No ano passado, a Nissan vendeu 5,81 milhões veículos, a Renault 3,76 milhões e a Mitsubishi 1,03 milhões.

Em 2017, a aliança franco-japonesa alcançou 5,7 mil milhões de euros em sinergias (economias de escala), superando a meta estabelecida para 2018.

Desde 2014, os três fabricantes de automóveis partilham setores de engenharia, produção e logística, compras e recursos humanos, com Ghosn a deter a presidência da aliança.

Hiroto Saikawa insistiu hoje, por várias vezes, que a detenção de Ghosn não vai afetar a aliança.

A Renault e a Mitsubishi também terão de se pronunciar sobre os cargo de presidente que Ghosn ocupava.

Em comunicado, a Nissan confirmou uma “investigação interna nos últimos meses sobre conduta imprópria envolvendo o presidente Carlos Ghosn” e Greg Kelly, outro alto dirigente.

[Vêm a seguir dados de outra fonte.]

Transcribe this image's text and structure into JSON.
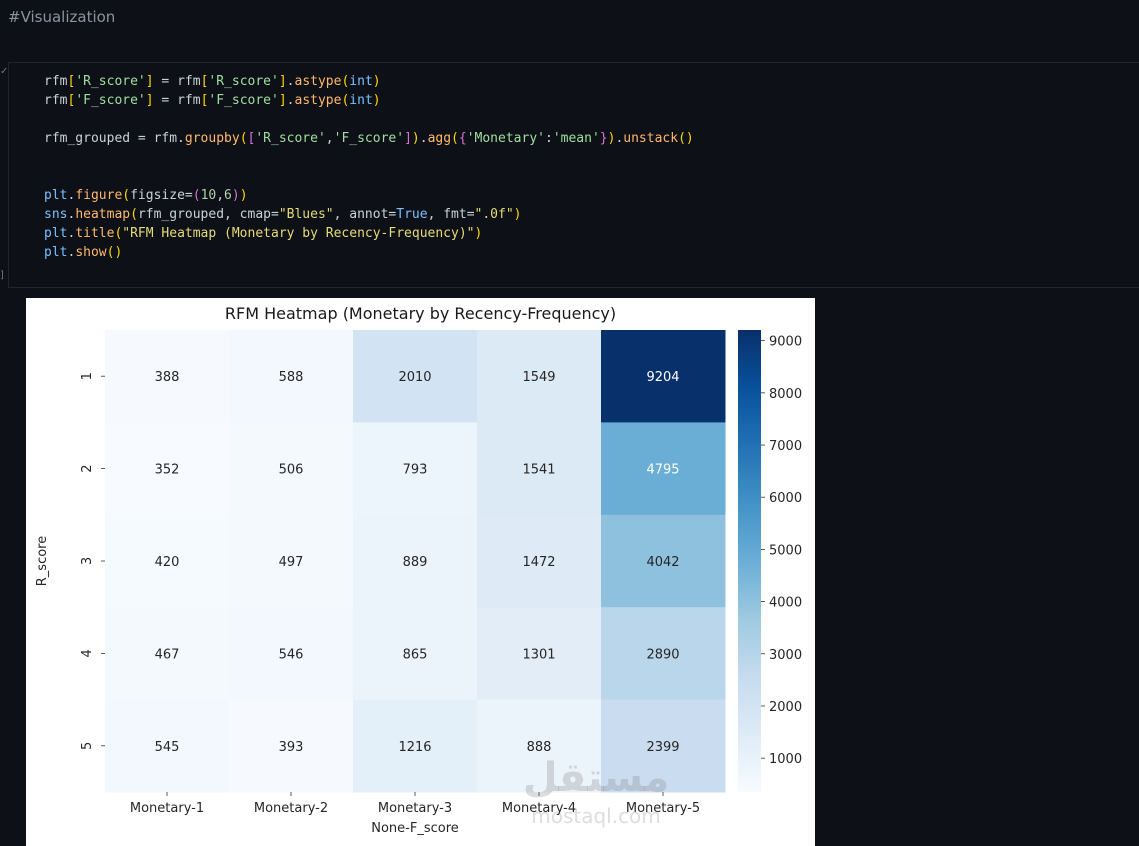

O documento referiu que a investigação mostrou que, “durante muitos anos, tanto Ghosn, como Kelly, têm registado valores de compensação, no relatório de valores mobiliários da Bolsa de Valores de Tóquio, que eram inferiores ao valor real”.

“Além disso, em relação a Ghosn, várias outras ações significativas de má conduta foram descobertas, como o uso pessoal de ativos da empresa, e o envolvimento de Kelly também foi confirmado”, lê-se no comunicado.

A Nissan deu informações ao Ministério Público do Japão e “cooperou plenamente com a investigação”, o que continuará a fazer, acrescentou a empresa, que pediu desculpas aos acionistas.

Ghosn chegou à Nissan em 1999 como presidente executivo para liderar a recuperação do fabricante, com sede em Yokohama, depois de ter oficializado uma aliança com a francesa Renault.

Depois de ser tornar presidente das duas empresas, na década seguinte, Ghosn passou a homem forte da Mitsubishi Motors no âmbito do acordo subscrito em 2016.